Depois da OMC, o quê?
Mais OMC, tudo na OMC?

Por Sérgio Ribeiro


No final da guerra de 39-45, a procura de (re)ordenar o mundo baseou-se numas Nações Unidas, com agências especializadas, para as questões sociais (OIT, transformando/actualizando a estrutura de 1919), a cultura (UNESCO), a agricultura (FAO), o desenvolvimento industrial (ONUDI), etc., além do Banco Mundial e do FMI. No entanto, para o comércio internacional, necessariamente mais aberto e com novas regras, não se chegou a uma organização. Apesar dos esforços dos EUA, mais liberalizantes, em quadro institucional – também desregulamentador –, para aproveitar terem chegado ao fim da guerra com grande supremacia económica, metade do PIB e 80% do stock de ouro monetário mundial, não se passou dum compromisso de acordo geral, o GATT. E com o GATT se viveram décadas, em permanente negociação inter-nações.

Foram, entre 47 – ano da criação do GATT – e 86, oito ciclos de negociações entre as chamadas «partes contratantes». Depois de 61, foram as «rondas» – Dillon (61-63), Kennedy (64-67), Tóquio (73-79) e Uruguai (86-93) – e nelas começaram por ter papel relevante os países "em vias de desenvolvimento", particularmente os «não-alinhados».
Não obstante o comércio internacional ter sempre reflectido a supremacia relativa do modo de produção capitalista, nas «rondas», as negociações nunca foram fáceis, e muitas vezes houve posições coincidentes, e por isso mais fortes, dos países socialistas e dos PVD, o que levou a que tivessem sido forum para confrontos que, sendo comerciais e económicos, também tinham grande significado político.
Durante o Uruguai Round (UR), erodiu essa frente que se opunha à corrente que, com a capa e os argumentos do livre/leal comércio, procurava desregulamentar o que traduzisse regulação a níveis nacionais. E a frente erodiu com o desaparecimento dos países socialistas, que deixou os PVD sem apoios e sem alternativas.
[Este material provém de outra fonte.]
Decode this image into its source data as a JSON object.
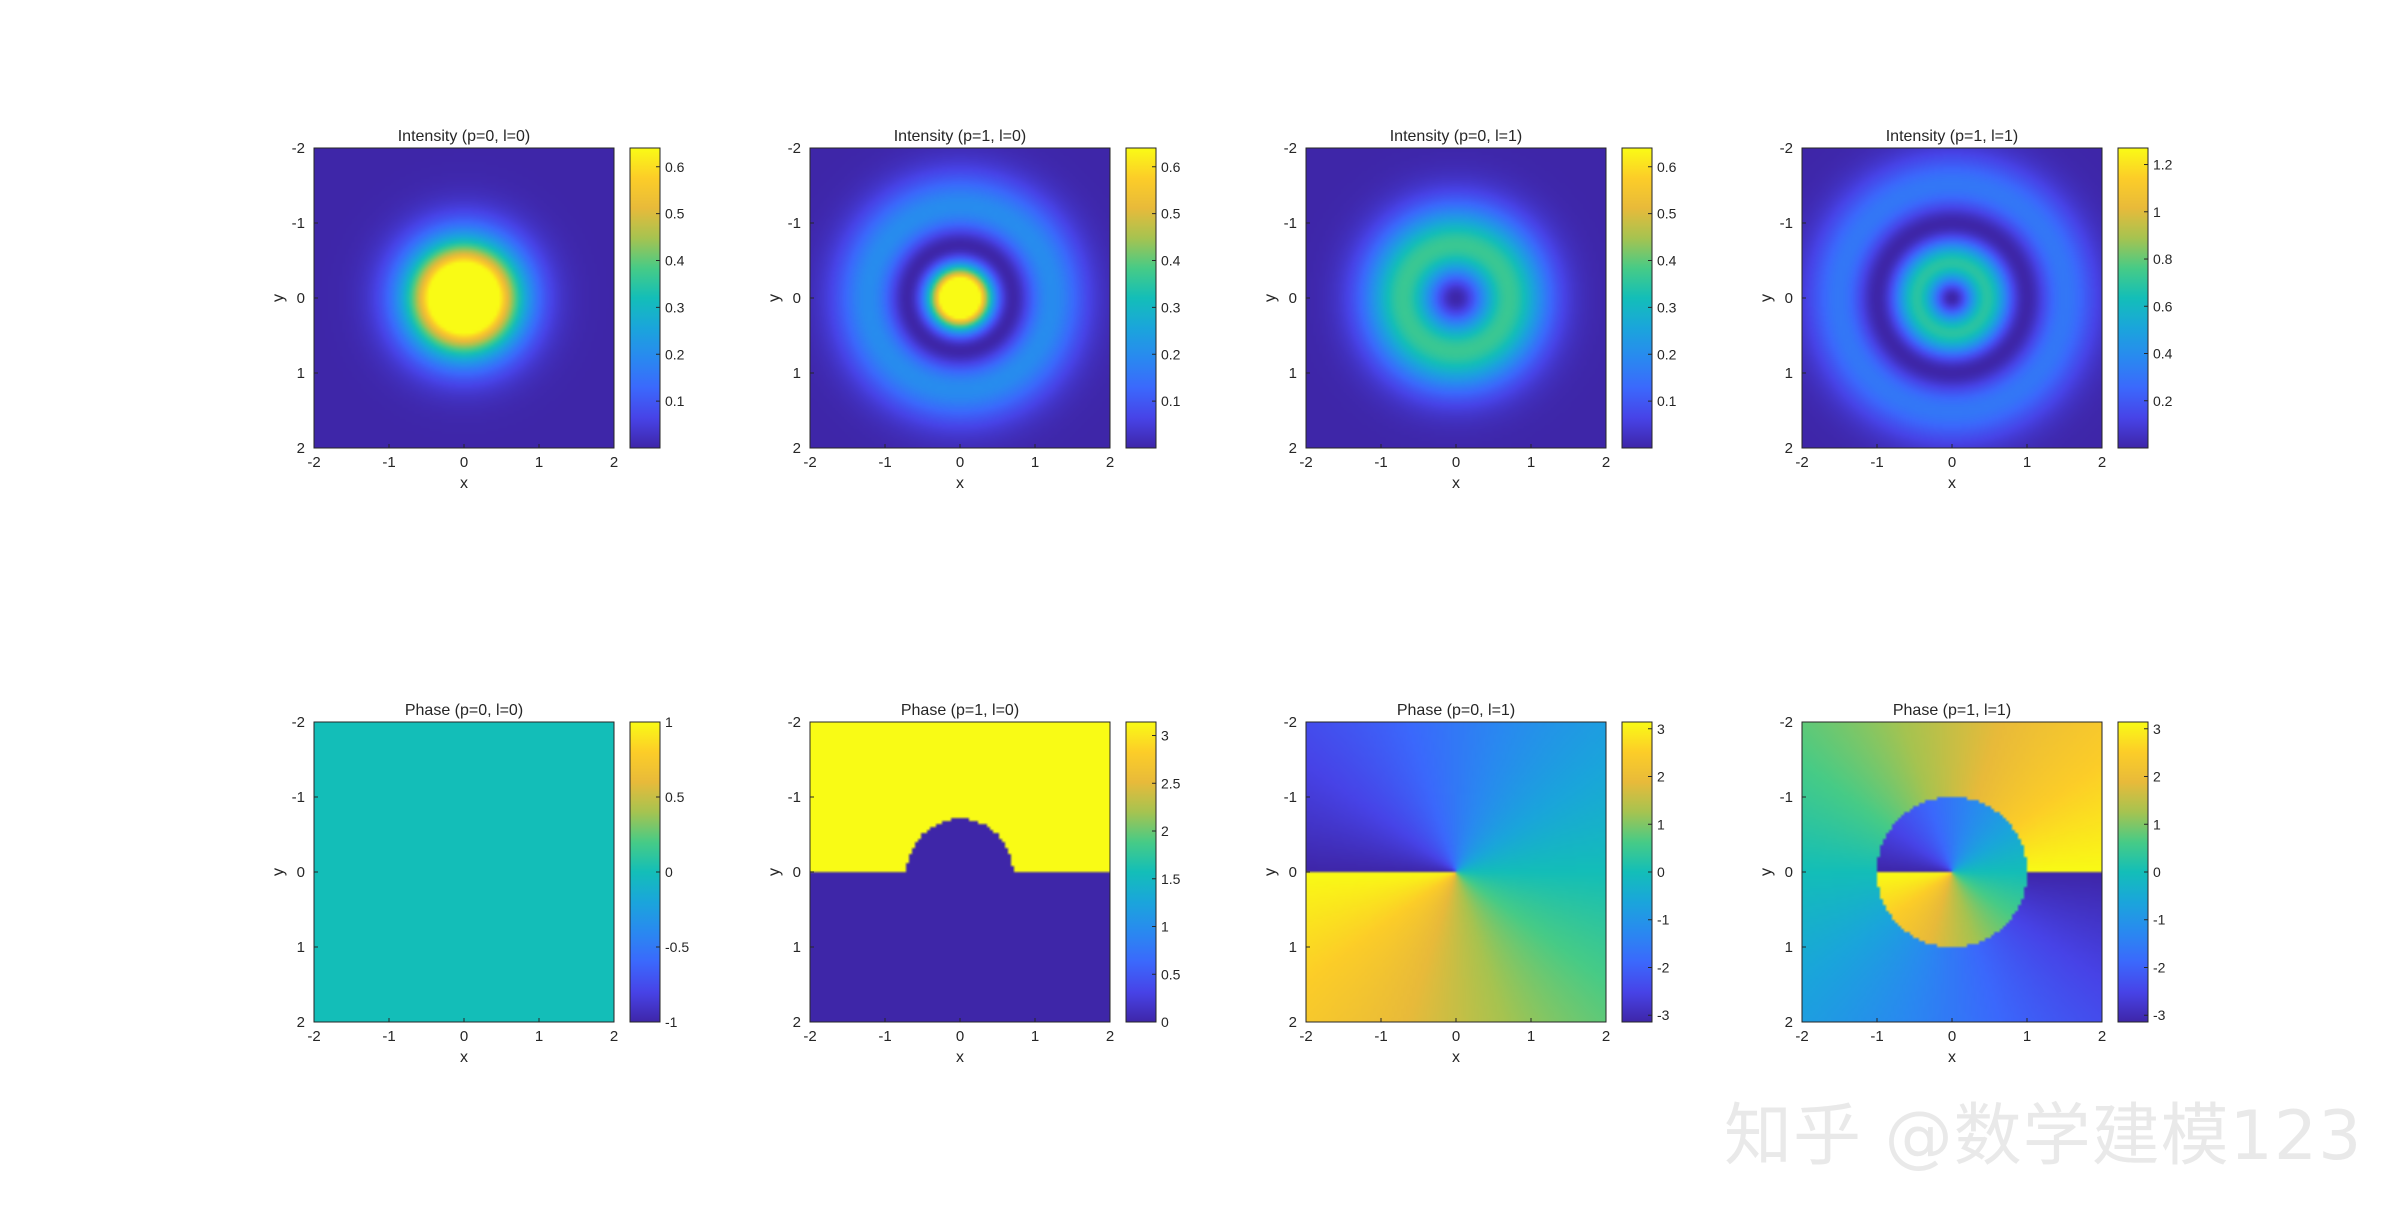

Mas não se ficaram por aí as consequências nefastas desse desaparecimento, que hoje tanto se explora com a renovada apregoação da relevância e do simbolismo da queda do muro de Berlim. Três anos após o termo programado da UR, o seu prolongamento para lá de 90 possibilitou que tal negociação tivesse ido mais longe que o anunciado, embora tivesse arrancado com o objectivo de «atacar as causas profundas dos obstáculos às trocas internacionais». Sobretudo, evidentemente, as causas profundas dos interesses dos PVD...
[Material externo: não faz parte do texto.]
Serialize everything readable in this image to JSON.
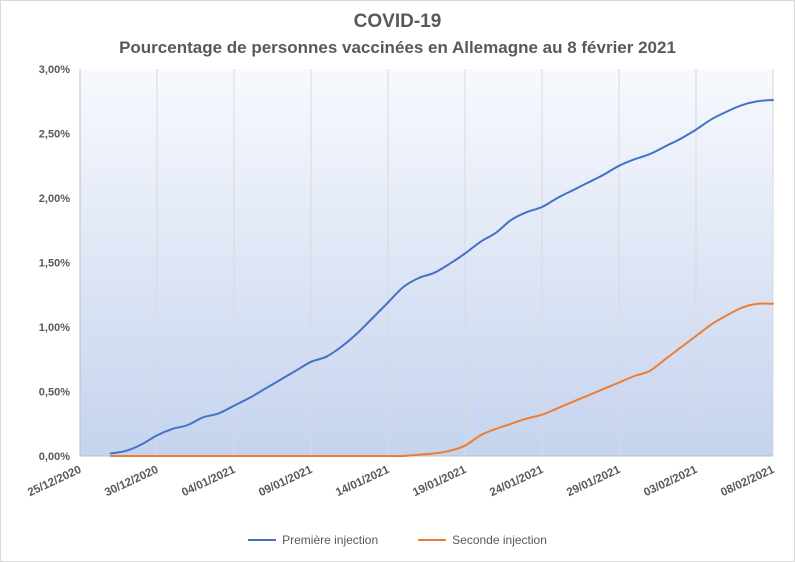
{
  "chart_data": {
    "type": "line",
    "title": "COVID-19",
    "subtitle": "Pourcentage de personnes vaccinées en Allemagne au 8 février 2021",
    "ylim": [
      0,
      3.0
    ],
    "ytick_values": [
      0,
      0.5,
      1.0,
      1.5,
      2.0,
      2.5,
      3.0
    ],
    "ytick_labels": [
      "0,00%",
      "0,50%",
      "1,00%",
      "1,50%",
      "2,00%",
      "2,50%",
      "3,00%"
    ],
    "xlim": [
      "2020-12-25",
      "2021-02-08"
    ],
    "xtick_labels": [
      "25/12/2020",
      "30/12/2020",
      "04/01/2021",
      "09/01/2021",
      "14/01/2021",
      "19/01/2021",
      "24/01/2021",
      "29/01/2021",
      "03/02/2021",
      "08/02/2021"
    ],
    "grid": "vertical",
    "legend_position": "bottom",
    "x": [
      "2020-12-27",
      "2020-12-28",
      "2020-12-29",
      "2020-12-30",
      "2020-12-31",
      "2021-01-01",
      "2021-01-02",
      "2021-01-03",
      "2021-01-04",
      "2021-01-05",
      "2021-01-06",
      "2021-01-07",
      "2021-01-08",
      "2021-01-09",
      "2021-01-10",
      "2021-01-11",
      "2021-01-12",
      "2021-01-13",
      "2021-01-14",
      "2021-01-15",
      "2021-01-16",
      "2021-01-17",
      "2021-01-18",
      "2021-01-19",
      "2021-01-20",
      "2021-01-21",
      "2021-01-22",
      "2021-01-23",
      "2021-01-24",
      "2021-01-25",
      "2021-01-26",
      "2021-01-27",
      "2021-01-28",
      "2021-01-29",
      "2021-01-30",
      "2021-01-31",
      "2021-02-01",
      "2021-02-02",
      "2021-02-03",
      "2021-02-04",
      "2021-02-05",
      "2021-02-06",
      "2021-02-07",
      "2021-02-08"
    ],
    "series": [
      {
        "name": "Première injection",
        "color": "#4472C4",
        "values": [
          0.02,
          0.04,
          0.09,
          0.16,
          0.21,
          0.24,
          0.3,
          0.33,
          0.39,
          0.45,
          0.52,
          0.59,
          0.66,
          0.73,
          0.77,
          0.85,
          0.95,
          1.07,
          1.19,
          1.31,
          1.38,
          1.42,
          1.49,
          1.57,
          1.66,
          1.73,
          1.83,
          1.89,
          1.93,
          2.0,
          2.06,
          2.12,
          2.18,
          2.25,
          2.3,
          2.34,
          2.4,
          2.46,
          2.53,
          2.61,
          2.67,
          2.72,
          2.75,
          2.76
        ]
      },
      {
        "name": "Seconde injection",
        "color": "#ED7D31",
        "values": [
          0,
          0,
          0,
          0,
          0,
          0,
          0,
          0,
          0,
          0,
          0,
          0,
          0,
          0,
          0,
          0,
          0,
          0,
          0,
          0,
          0.01,
          0.02,
          0.04,
          0.08,
          0.16,
          0.21,
          0.25,
          0.29,
          0.32,
          0.37,
          0.42,
          0.47,
          0.52,
          0.57,
          0.62,
          0.66,
          0.75,
          0.84,
          0.93,
          1.02,
          1.09,
          1.15,
          1.18,
          1.18
        ]
      }
    ]
  }
}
Por isso, nas novas condições, sem países socialistas, com os PVD enfraquecidos em si mesmos e também por ausência de apoios, o UR, criando a Organização Mundial do Comércio, alcançou o que, no final da guerra, não fora possível, a institucionalização do liberalismo e da mercadorização por via da comércio internacional, sem os «entraves» de rondas negociais entre «partes contratantes», inter-nações.
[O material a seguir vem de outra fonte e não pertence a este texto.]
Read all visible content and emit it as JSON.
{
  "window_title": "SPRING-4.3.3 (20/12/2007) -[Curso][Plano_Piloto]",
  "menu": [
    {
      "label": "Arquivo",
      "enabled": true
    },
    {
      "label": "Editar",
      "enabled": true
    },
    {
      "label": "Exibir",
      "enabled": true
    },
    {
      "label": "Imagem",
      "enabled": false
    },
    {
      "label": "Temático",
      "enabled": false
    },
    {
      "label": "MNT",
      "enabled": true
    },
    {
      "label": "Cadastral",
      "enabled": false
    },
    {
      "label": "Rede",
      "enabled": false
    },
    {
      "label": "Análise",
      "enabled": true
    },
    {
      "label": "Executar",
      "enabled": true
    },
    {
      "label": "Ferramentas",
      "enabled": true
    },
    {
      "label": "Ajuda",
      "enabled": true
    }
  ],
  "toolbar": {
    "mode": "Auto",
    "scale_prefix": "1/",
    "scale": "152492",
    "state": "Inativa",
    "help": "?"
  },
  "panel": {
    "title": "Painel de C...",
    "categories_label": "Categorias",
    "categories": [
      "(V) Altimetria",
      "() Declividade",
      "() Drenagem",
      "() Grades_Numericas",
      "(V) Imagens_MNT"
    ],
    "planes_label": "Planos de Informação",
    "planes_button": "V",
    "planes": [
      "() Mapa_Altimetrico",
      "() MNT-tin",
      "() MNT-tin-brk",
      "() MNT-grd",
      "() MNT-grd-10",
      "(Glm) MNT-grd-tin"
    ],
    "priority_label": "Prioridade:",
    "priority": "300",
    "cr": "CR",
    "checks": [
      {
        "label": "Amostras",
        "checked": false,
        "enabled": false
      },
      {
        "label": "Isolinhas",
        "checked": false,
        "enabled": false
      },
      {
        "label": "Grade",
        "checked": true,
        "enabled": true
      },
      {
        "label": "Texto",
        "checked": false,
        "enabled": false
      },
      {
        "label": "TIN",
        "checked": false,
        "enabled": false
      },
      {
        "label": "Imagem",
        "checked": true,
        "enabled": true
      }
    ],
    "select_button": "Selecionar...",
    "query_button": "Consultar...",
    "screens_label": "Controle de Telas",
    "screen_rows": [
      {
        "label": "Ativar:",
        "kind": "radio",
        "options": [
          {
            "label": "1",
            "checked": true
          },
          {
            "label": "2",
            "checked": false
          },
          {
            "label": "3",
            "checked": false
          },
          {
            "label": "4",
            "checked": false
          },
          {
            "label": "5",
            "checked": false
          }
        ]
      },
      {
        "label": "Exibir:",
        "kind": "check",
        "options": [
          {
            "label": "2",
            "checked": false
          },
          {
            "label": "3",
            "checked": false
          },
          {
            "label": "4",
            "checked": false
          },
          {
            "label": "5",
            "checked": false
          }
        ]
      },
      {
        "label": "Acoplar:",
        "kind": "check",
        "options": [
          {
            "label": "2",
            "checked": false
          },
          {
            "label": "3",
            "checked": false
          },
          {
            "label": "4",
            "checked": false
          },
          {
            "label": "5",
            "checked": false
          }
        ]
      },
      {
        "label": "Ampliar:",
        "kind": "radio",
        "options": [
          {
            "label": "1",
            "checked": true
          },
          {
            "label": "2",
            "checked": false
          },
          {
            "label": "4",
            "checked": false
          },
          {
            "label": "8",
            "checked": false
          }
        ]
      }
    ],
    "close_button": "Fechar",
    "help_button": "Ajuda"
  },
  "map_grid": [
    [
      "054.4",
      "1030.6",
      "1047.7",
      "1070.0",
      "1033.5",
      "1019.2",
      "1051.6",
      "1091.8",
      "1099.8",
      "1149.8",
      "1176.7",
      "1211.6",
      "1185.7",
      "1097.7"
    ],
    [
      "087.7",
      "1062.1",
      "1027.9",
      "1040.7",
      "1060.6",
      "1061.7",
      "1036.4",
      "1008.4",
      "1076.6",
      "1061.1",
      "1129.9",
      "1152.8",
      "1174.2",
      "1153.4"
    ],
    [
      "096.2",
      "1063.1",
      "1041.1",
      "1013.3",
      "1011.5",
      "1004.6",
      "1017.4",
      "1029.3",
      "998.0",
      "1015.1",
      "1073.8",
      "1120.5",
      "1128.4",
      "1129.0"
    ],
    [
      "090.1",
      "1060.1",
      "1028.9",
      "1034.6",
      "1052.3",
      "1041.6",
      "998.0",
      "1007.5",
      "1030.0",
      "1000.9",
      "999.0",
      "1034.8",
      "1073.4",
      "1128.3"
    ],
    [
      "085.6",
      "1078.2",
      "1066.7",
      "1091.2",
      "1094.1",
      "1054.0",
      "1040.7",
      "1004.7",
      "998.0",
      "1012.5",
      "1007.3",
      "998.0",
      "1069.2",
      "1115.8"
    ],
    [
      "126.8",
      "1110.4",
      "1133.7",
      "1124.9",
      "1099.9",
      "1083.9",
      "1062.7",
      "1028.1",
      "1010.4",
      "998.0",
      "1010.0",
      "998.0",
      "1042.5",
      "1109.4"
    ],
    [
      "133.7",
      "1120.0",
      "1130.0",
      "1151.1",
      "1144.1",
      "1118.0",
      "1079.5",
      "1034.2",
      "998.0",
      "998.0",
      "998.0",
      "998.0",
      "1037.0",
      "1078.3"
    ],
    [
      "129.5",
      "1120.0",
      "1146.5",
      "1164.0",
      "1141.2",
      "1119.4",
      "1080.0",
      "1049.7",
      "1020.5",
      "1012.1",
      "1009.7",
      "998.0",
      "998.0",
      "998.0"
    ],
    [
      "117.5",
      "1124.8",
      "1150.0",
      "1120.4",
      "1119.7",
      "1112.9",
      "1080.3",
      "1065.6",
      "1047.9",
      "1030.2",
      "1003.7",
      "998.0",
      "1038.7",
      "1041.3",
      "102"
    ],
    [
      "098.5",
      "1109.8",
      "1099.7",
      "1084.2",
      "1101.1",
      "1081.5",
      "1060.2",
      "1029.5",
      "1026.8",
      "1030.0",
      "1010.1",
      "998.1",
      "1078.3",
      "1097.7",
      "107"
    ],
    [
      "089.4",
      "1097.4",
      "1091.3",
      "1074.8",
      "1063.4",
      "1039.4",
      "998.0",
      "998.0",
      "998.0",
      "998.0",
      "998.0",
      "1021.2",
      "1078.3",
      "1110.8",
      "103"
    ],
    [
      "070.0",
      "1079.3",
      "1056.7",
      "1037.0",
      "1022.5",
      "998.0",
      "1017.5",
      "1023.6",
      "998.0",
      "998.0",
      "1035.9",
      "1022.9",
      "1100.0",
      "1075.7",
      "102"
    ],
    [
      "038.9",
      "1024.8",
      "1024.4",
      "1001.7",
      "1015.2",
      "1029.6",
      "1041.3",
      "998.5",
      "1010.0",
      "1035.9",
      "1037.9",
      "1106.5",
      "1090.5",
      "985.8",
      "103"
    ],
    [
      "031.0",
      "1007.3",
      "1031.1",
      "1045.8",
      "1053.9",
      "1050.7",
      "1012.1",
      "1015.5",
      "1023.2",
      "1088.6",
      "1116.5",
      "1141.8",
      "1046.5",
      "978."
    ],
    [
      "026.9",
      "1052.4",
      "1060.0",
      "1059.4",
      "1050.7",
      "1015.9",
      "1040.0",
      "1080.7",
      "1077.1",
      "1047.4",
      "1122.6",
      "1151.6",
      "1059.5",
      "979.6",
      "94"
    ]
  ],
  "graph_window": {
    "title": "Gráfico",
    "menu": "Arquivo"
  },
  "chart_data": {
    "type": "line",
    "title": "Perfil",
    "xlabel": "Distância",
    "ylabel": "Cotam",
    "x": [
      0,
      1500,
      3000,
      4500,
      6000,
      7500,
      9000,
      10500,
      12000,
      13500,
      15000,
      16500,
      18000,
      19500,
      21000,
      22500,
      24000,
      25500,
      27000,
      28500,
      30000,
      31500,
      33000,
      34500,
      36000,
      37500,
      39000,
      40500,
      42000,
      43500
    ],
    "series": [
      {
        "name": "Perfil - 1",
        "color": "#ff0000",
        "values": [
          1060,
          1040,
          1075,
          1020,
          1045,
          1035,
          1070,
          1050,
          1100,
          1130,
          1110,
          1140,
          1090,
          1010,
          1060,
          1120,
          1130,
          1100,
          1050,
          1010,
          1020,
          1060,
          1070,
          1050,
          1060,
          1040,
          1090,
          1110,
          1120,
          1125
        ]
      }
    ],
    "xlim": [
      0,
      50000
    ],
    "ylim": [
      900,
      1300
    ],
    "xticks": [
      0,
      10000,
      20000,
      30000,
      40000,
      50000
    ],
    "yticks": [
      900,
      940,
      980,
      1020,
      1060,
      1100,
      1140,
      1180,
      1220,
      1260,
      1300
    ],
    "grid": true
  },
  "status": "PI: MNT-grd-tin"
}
Pretende-se que a OMC seja a cereja no topo do bolo do liberalismo, expressão do estádio supremo do capitalismo transnacional – repare-se: transnacional é o que passa por cima do que é inter-nacional! Ao seu nível, institucional, isso alcança-se por aprofundamento da mercadorização nos campos que lhe estão cometidos e por extensão a outros campos.
Em Seattle não se discutiu a agenda de uma ronda negocial entre «partes contratantes», mas sim no interior de uma organização supra(ou trans)nacional. Na ronda procurar-se-á aprofundar o «avanço» de Marraqueche, já do âmbito da OMC, e estender a acção desta às áreas dos serviços (GATS), da propriedade intelectual (TRIP’s), da cultura, do investimento em todas as áreas (recuperação do abortado AMI na OCDE), da saúde (como tão convincentemente reivindicam meios de negócios norte-americanos, atentos às potencialidades de tal negócio quando envelhece a população e pode florescer o mercado da saúde, dos cuidados médicos e medicamentosos).
As forças consequentes na defesa do que são direitos e não mercados e mercadorias e a chamada opinião pública, pelas ONG (e não só), mostraram estar atentas. Mas é preciso lembrar que estas são negociações (internas... mas negociações) para durar. Distracções podem ser muito graves!